Cloudflare claims to have stopped a distributed denial-of-service (DDoS) attack with a peak bandwidth of just under 2 terabits per second, making it one of the largest ever seen. The attack was started from about 15,000 bots running a variation of the original Mirai code on compromised Internet of Things (IoT) devices and unpatched GitLab instances.
- The story: The DDoS attack comes just two weeks after Rapid7 warned of a GitLab vulnerability that could be exploited to allow an attacker to remotely run code, such as botnet malware, on an affected server. Rapid7 discovered that at least half of the 60,000 internet-facing GitLab instances are still unpatched, and warned that as the bug’s information became public, “exploitation will rise.”

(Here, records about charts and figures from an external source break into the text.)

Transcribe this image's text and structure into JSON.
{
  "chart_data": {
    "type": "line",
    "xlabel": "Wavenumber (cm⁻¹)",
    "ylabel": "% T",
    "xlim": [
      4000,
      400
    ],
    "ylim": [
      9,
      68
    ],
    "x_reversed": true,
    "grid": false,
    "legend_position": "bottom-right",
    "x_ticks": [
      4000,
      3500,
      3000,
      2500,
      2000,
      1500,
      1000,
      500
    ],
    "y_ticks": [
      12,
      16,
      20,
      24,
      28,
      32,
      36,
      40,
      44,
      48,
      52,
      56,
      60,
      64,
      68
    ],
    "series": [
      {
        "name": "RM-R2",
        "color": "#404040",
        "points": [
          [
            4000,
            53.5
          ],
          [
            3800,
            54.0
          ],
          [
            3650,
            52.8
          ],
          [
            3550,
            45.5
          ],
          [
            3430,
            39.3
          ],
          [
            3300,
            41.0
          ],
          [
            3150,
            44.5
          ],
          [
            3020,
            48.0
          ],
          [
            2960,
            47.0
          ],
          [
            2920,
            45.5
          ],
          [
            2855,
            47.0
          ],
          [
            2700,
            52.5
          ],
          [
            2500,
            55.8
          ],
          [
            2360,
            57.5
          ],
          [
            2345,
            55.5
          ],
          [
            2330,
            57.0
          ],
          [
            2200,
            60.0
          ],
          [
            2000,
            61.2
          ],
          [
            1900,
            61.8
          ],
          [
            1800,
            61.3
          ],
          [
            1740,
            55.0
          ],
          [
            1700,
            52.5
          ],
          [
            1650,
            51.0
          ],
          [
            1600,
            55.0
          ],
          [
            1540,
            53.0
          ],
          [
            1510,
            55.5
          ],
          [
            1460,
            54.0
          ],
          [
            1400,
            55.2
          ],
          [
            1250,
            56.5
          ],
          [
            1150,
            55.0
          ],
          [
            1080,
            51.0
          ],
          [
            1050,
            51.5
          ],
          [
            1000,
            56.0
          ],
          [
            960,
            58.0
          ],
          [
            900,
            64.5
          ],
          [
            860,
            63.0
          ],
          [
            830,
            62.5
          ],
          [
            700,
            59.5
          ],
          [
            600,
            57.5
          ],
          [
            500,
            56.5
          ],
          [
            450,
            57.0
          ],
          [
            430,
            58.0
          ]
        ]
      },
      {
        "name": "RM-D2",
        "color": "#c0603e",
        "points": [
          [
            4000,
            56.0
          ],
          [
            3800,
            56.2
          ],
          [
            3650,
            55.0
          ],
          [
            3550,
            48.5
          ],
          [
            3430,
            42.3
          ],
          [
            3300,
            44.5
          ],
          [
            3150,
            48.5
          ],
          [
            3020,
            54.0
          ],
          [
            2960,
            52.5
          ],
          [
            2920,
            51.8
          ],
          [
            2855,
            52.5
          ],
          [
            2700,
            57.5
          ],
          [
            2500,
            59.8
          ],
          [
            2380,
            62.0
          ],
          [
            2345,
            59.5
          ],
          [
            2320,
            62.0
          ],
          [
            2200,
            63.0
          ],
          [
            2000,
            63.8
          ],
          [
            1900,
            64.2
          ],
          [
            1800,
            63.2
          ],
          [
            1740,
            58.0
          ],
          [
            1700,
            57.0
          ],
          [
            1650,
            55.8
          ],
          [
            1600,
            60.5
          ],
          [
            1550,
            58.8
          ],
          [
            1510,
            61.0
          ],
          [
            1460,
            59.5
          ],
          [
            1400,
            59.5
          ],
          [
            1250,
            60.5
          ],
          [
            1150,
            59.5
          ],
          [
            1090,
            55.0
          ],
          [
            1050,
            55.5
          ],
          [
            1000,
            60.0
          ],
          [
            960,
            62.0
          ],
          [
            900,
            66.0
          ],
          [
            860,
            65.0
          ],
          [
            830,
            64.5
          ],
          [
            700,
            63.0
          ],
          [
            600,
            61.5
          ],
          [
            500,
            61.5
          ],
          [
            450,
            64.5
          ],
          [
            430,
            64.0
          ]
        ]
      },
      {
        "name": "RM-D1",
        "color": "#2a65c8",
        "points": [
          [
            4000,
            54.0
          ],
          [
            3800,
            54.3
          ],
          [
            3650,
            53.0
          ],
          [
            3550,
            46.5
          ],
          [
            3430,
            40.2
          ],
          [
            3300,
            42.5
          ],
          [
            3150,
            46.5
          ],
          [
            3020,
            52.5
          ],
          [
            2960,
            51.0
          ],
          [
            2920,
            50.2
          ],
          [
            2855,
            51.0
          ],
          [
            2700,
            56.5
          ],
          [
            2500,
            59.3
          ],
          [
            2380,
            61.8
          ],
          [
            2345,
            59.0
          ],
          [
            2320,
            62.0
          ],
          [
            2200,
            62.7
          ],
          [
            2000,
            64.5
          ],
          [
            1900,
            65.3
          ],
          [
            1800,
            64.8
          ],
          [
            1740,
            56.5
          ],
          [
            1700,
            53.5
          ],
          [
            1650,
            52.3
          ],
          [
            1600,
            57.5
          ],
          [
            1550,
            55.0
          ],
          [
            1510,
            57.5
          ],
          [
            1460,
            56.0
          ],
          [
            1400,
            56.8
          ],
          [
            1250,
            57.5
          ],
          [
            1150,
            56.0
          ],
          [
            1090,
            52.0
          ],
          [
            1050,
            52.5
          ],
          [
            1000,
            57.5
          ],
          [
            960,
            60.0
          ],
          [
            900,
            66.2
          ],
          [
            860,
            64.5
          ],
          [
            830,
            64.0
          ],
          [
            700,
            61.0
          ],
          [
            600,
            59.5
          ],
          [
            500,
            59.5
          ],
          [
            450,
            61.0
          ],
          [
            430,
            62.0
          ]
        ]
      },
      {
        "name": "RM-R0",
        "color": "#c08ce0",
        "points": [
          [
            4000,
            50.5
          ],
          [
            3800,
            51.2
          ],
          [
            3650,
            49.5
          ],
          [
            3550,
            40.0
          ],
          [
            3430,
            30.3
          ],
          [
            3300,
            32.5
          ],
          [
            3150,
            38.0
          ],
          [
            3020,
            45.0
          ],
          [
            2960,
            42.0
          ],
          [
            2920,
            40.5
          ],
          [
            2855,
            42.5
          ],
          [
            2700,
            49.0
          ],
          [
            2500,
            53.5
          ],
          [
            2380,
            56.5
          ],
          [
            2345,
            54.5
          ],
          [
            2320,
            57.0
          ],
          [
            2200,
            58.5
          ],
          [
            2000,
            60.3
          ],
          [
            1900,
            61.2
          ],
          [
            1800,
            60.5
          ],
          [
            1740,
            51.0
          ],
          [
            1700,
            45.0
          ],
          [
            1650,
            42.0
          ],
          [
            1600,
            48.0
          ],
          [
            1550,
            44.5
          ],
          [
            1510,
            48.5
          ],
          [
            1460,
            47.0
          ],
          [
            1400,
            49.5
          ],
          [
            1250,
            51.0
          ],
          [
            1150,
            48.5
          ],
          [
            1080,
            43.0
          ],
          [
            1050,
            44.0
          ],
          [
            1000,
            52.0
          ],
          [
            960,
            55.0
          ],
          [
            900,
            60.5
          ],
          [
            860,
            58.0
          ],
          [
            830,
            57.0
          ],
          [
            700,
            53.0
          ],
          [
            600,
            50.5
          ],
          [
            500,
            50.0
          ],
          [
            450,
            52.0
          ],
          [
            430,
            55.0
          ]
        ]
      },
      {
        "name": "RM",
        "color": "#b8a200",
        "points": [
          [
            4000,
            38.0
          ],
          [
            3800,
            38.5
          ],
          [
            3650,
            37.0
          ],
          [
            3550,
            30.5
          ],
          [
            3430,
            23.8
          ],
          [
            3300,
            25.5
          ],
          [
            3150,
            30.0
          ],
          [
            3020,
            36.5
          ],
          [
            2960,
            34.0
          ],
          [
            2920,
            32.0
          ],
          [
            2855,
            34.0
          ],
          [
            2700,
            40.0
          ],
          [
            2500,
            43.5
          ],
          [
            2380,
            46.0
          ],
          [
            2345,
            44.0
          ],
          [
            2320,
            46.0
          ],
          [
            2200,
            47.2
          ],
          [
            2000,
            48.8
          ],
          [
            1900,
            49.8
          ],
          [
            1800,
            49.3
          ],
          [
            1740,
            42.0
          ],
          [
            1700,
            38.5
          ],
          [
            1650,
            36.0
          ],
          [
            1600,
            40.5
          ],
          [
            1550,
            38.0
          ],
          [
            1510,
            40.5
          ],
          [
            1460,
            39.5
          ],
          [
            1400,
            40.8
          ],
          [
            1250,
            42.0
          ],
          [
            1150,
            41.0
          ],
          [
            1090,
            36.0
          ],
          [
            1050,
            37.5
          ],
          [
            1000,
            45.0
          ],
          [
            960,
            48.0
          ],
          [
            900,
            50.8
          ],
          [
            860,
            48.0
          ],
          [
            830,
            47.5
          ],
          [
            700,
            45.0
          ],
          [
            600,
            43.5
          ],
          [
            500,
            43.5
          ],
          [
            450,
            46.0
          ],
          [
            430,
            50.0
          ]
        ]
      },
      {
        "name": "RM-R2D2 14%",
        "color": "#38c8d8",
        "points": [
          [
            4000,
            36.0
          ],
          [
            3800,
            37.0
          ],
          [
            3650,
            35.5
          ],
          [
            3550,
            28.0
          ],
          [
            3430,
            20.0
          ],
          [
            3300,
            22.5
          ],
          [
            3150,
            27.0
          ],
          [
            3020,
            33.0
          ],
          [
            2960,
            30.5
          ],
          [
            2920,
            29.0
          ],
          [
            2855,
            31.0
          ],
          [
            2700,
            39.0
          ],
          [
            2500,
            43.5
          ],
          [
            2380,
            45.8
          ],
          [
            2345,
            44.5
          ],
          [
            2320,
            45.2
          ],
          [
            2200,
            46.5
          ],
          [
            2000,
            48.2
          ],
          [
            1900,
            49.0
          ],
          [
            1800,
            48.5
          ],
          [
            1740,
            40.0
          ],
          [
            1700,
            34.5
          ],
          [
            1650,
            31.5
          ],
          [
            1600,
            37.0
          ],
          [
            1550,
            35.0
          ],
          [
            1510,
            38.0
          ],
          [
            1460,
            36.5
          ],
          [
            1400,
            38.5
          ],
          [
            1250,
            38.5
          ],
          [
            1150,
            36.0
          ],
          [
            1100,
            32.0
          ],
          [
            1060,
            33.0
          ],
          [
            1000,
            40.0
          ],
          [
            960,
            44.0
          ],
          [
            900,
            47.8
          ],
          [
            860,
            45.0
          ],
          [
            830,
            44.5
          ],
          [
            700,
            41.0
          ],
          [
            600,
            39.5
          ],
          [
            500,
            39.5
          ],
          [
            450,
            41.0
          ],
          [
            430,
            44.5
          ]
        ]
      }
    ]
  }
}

- Investigations: Cloudflare wasn’t mistaken; just one week later, the business claimed to have stopped the enormous DDoS onslaught. Cloudflare believes the attack was a multi-vector attack that included both DNS amplification and UDP floods, based on its investigation.
- The attack: The attack, which lasted less than a minute, was the greatest Cloudflare had seen to date, according to the company. It comes less than a month after Microsoft said that it had successfully handled a “record-breaking” 2.4 Tbps DDoS attack aimed at one of its Azure customers in Europe.
- Reports: “Another key finding from our Q3 DDoS Trends report was that network-layer DDoS attacks actually increased by 44% quarter-over-quarter,” said Omer Yoachimik, product manager at Cloudflare. “While the fourth quarter is not over yet, we have, again, seen multiple terabit-strong attacks that targeted Cloudflare customers.”
- Operations: Cloudflare, which operates a global network of 250 data centers, has announced its first foray into infrastructure services, R2, an upcoming cloud storage solution. The concept for moving into storage as a service came from the same source as other ideas that the company has converted into products, according to co-founder and CEO Matthew Prince.